Regia di Cesc Gay vedi scheda film
Se si riesce a superare il fastidio per la solita appendice didattica del titolo italiano (Truman è il sobrio titolo originale spagnolo), si può vedere un film di notevole interesse, che affronta un tema delicato e duro con intelligenza e leggerezza così amabili da renderne la visione molto gradevole. Un vero amico è in realtà un uomo vero: true man, quello che non si lascia spaventare dalla morte prossima e inevitabile dell’amico antico e che accorre anche se la richiesta di soccorso arriva dall’altro capo del mondo, dopo anni di silenzio.

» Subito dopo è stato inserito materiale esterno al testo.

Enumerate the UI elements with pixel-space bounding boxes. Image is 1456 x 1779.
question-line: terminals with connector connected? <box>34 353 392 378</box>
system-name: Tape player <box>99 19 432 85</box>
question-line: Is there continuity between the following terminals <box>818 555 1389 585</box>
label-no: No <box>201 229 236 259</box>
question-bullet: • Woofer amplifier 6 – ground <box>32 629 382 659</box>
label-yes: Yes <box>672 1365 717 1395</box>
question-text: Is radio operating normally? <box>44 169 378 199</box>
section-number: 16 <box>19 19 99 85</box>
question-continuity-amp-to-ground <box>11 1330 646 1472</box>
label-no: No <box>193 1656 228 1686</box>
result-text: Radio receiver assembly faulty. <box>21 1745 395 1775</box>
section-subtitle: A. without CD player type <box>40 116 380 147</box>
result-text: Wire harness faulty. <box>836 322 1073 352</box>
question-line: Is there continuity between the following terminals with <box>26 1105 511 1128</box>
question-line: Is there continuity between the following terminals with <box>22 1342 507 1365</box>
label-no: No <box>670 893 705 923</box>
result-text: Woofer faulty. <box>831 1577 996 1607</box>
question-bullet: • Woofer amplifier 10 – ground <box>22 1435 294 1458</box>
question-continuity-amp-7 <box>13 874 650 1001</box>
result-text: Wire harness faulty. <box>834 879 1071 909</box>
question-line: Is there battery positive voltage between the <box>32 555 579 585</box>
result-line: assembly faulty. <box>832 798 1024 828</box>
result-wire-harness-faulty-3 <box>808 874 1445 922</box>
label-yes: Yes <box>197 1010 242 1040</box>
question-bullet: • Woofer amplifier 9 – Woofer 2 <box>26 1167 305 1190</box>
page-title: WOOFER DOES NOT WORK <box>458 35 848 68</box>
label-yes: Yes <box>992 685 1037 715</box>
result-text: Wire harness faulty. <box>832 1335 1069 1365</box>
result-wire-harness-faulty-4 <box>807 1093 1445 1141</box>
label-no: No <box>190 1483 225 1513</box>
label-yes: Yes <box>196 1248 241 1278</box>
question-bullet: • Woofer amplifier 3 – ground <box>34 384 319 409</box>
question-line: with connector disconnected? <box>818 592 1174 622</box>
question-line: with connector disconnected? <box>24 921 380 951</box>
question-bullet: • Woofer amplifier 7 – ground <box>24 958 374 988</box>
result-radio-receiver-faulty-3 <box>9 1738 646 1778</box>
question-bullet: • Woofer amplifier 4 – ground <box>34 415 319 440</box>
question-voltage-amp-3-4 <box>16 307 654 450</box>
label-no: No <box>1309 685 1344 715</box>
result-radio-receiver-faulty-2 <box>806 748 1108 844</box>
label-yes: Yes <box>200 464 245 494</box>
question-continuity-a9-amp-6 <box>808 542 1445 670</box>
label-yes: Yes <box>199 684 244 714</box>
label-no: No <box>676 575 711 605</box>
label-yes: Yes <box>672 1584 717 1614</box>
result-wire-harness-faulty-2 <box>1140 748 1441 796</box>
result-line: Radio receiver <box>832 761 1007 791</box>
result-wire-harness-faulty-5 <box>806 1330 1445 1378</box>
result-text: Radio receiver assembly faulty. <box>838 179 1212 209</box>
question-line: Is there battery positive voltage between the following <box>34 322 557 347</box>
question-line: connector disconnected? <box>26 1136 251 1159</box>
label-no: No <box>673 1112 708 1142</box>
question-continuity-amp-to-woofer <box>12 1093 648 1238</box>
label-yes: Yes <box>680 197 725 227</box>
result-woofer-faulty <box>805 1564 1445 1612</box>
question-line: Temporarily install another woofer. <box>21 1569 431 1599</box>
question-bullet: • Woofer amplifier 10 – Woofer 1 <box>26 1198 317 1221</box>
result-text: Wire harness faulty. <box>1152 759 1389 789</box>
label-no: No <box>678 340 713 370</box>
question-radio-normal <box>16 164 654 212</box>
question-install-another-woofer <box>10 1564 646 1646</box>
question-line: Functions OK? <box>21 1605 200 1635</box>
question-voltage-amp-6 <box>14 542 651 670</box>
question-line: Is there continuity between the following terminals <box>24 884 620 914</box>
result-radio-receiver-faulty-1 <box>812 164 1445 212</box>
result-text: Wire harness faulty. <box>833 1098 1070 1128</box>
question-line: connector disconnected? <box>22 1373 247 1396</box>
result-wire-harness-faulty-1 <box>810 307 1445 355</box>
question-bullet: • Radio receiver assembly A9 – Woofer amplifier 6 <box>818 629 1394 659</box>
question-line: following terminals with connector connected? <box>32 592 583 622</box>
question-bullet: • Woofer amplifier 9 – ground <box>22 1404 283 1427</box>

Così era andata, infatti, quando Tomas, ormai canadese di adozione, (Javier Càmara) aveva raggiunto a Madrid il vecchio compagno di scuola e di avventure giovanili Julian (Ricardo Darin), che si era ammalato senza possibilità di guarire: un tumore all’ultimo stadio e giusto il tempo (quattro giorni) per un passaggio di consegne che diventava soprattutto un affidarsi alla memoria di chi sarebbe sopravvissuto accogliendo fra le proprie mani l’animale simbolo dell’amicizia eterna che tutto accetta senza giudicare né chiedere, il cane di nome Truman, vero uomo proprio come il suo padrone che se ne stava andando. L’aspetto più singolare del film è che di morte, di malattia e del cane stesso si parla pochissimo nel corso di tutta la narrazione: sono presenze-assenze nella mente e nei cuori degli spettatori, ma non incombono opprimendoli angosciosamente, perché tutto il racconto è fatto di squarci della vita quotidiana di Julian, dalla visita medica per la prognosi definitiva, al lavoro (Julian fa l’attore), alle visite dal veterinario, all’adozione in prova di Truman da parte di una famiglia di donne russe; da uno stravagante (in apparenza) viaggio all’improvviso Madrid-Amsterdam e ritorno, a qualche buona mangiata, a qualche generosa libagione… La vita dei due amici che continua, nonostante tutto, insomma, parlando il meno possibile di ciò che accadrà, che rimane sullo sfondo con discrezione, con dolcezza, perché, in fondo, morire è strettamente legato al vivere, alle cose e alle persone che si sono amate e che si devono lasciare, e che conserveranno in sé qualcosa di noi.
Credo che questo, infatti, sia anche e soprattutto un film sull’accettazione della morte, grande tabù dell’uomo occidentale che continuamente la esorcizza tenendola lontana dai suoi pensieri, dai suoi discorsi, dalla sua quotidianità.
In una intervista al Venerdì di Repubblica del 15 aprile 2016, il regista afferma:”Se dovessi raccontarlo in parole direi che è un film sulla despedida, sull’addio… Non si vuol affrontare la morte – di un amico, di un familiare, di una persona cara – e si accampano tutte le scuse possibili… Io credo che sia importante despedirse per non avere il rimorso di quello che non si è detto, di quello che non si è fatto. Truman non è un film su chi muore, ma su chi rimane….su come tu ti relazioni alla persona che muore”.
Un altro film spagnolo ben scritto, ben diretto e ottimamente interpretato, che ci dice molto dello stato di grazia di quella cinematografia, oggi. Da vedere!